バシューン。矢は黒い炎を噴き出しながら真っすぐにワイバーンのもとに飛んで行った。矢には元々風の魔法が付与されているため高速で飛翔していきワイバーンの胴体に突き刺さった。
グギャアアアアアアア
ワイバーンは突然の攻撃に避けることもできずに黒い炎に体を焼かれもがきながら落下していった。地面にその巨体を打ち付けるとのたうち回っている。
そこにキオウが近寄って金棒を抜き様子を伺っている。やがて命が燃え尽きると動かなくなった。ヤシャは動かなくなったワイバーンを見ると自分の体から炎を消していた。
コウキ様がこの島に巨大な宝石を奉納した時期から体に力が沸き上がりこの力が使えるようになった。この炎は自分が認識した物しか燃えることは無い。
そのため森の中で使っても気に燃え移ることなく敵を焼くことが出来る。見えることは無いが火の精霊が自分を取り巻いているのを感じる。
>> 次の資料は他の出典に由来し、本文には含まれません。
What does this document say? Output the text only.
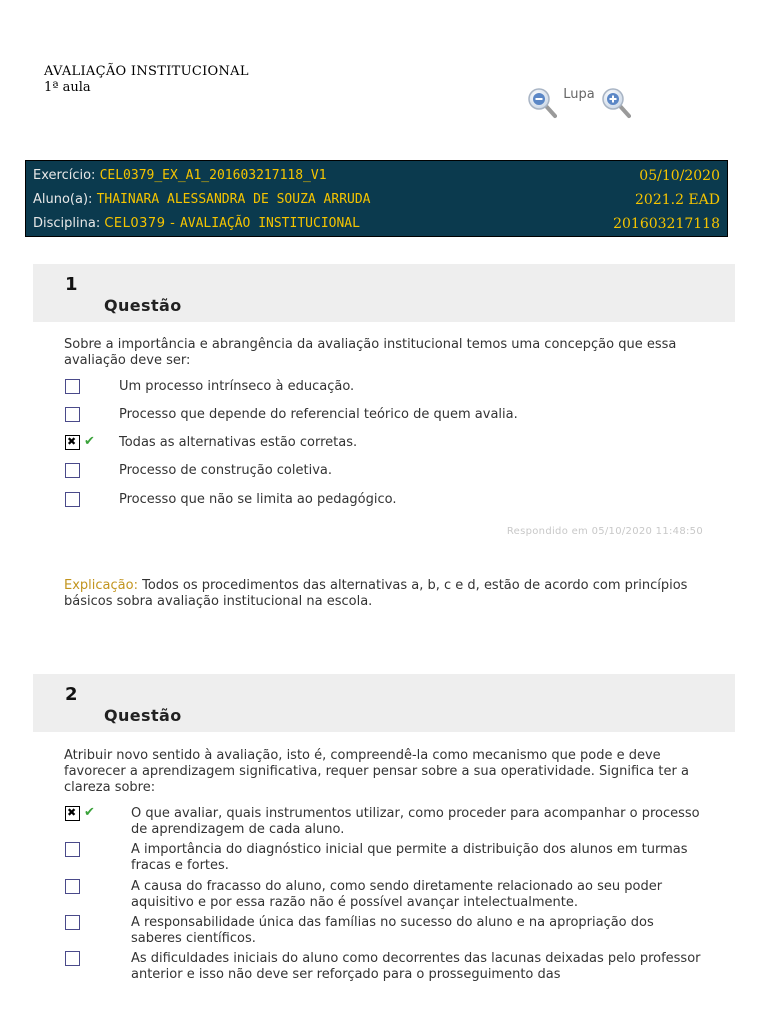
AVALIAÇÃO INSTITUCIONAL
1ª aula	Lupa
Exercício: CEL0379_EX_A1_201603217118_V1	05/10/2020
Aluno(a): THAINARA ALESSANDRA DE SOUZA ARRUDA	2021.2 EAD
Disciplina: CEL0379 - AVALIAÇÃO INSTITUCIONAL	201603217118
1
Questão
Sobre a importância e abrangência da avaliação institucional temos uma concepção que essa avaliação deve ser:
Um processo intrínseco à educação.
Processo que depende do referencial teórico de quem avalia.
✖
✔ Todas as alternativas estão corretas.
Processo de construção coletiva.
Processo que não se limita ao pedagógico.
Respondido em 05/10/2020 11:48:50
Explicação: Todos os procedimentos das alternativas a, b, c e d, estão de acordo com princípios básicos sobra avaliação institucional na escola.
2
Questão
Atribuir novo sentido à avaliação, isto é, compreendê-la como mecanismo que pode e deve favorecer a aprendizagem significativa, requer pensar sobre a sua operatividade. Significa ter a clareza sobre:
✖
✔	O que avaliar, quais instrumentos utilizar, como proceder para acompanhar o processo de aprendizagem de cada aluno.
A importância do diagnóstico inicial que permite a distribuição dos alunos em turmas fracas e fortes.
A causa do fracasso do aluno, como sendo diretamente relacionado ao seu poder aquisitivo e por essa razão não é possível avançar intelectualmente.
A responsabilidade única das famílias no sucesso do aluno e na apropriação dos saberes científicos.
As dificuldades iniciais do aluno como decorrentes das lacunas deixadas pelo professor anterior e isso não deve ser reforçado para o prosseguimento das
全くとんでもない力を手に入れてしまったものだ。
しかもこのような力を手に入れたのは自分だけではない。ジン殿も戦闘中に風を纏っていたしこのまえヒート隊長と戦った時なんていきなり雷の闘気が溢れだし近寄っただけでその雷のダメージが体に来てしまった。弱い戦士ならば近寄る事すら出来ないだろう。